Wednesday, May 25, 2011

Raising a Kid

My sister and I were brought up to leave home. It wasn't systematic: my mother didn't have a master plan about how this would evolve, such as:
Age 6: Set table with folded napkins
Age 7: Separate dark and light laundry items
Age 8: Feed pets
Age 9: Iron shirts for ten cents each
Age 10: Bake cookies. Make scrambled eggs.
Nope, it wasn't organized. Any more than the rest of my life has been. A few systems built into the home environment would have been useful, says 20/20 hindsight.

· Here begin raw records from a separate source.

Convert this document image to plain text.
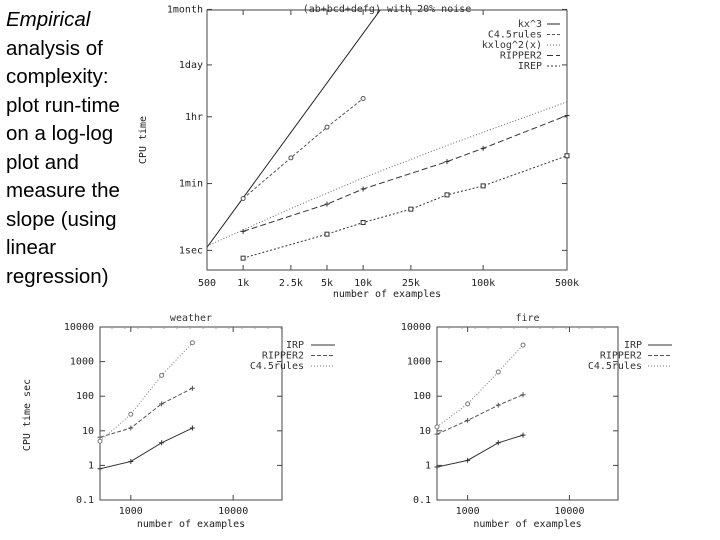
Empirical
analysis of complexity: plot run-time on a log-log plot and measure the slope (using linear regression)
(ab+bcd+defg) with 20% noise
500 1k	2.5k 5k 10k	25k	100k	500k
1sec
1min
1hr
1day
1month
number of examples
CPU time
kx^3
C4.5rules
kxlog^2(x)
RIPPER2
IREP
weather
1000	10000
0.1
1
10
100
1000
10000
number of examples
CPU time sec
IRP
RIPPER2
C4.5rules
fire
1000	10000
0.1
1
10
100
1000
10000
number of examples
IRP
RIPPER2
C4.5rules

Instead, we got being late for school because Dad had to shave just right and pat on the aftershave before he could drive us there. We got Mom in her panty girdle, sorting through stockings to find one with no visible snags. We got hanging out at the beauty parlor, inhaling perm solution and nail polish remover. We got hanging out at the college theatre, climbing to the catwalk, playing in the prop and costume rooms, flirting with the college boys. We got frozen peas. We got the best pork roast known to human kind, which neither one of us has ever been able to duplicate.

Were we raised right?
Was anyone?

All they could do was the best they knew. Dad gave us flamboyance and chutzpah and curiosity about our fellow creatures. Mom gave us books and poetry and her unshakeable belief that everything we did was a small miracle. And, working side by side if not together, they gave us the world to wade out into and see what we could accomplish. It hasn't been a cakewalk but we're both still curious.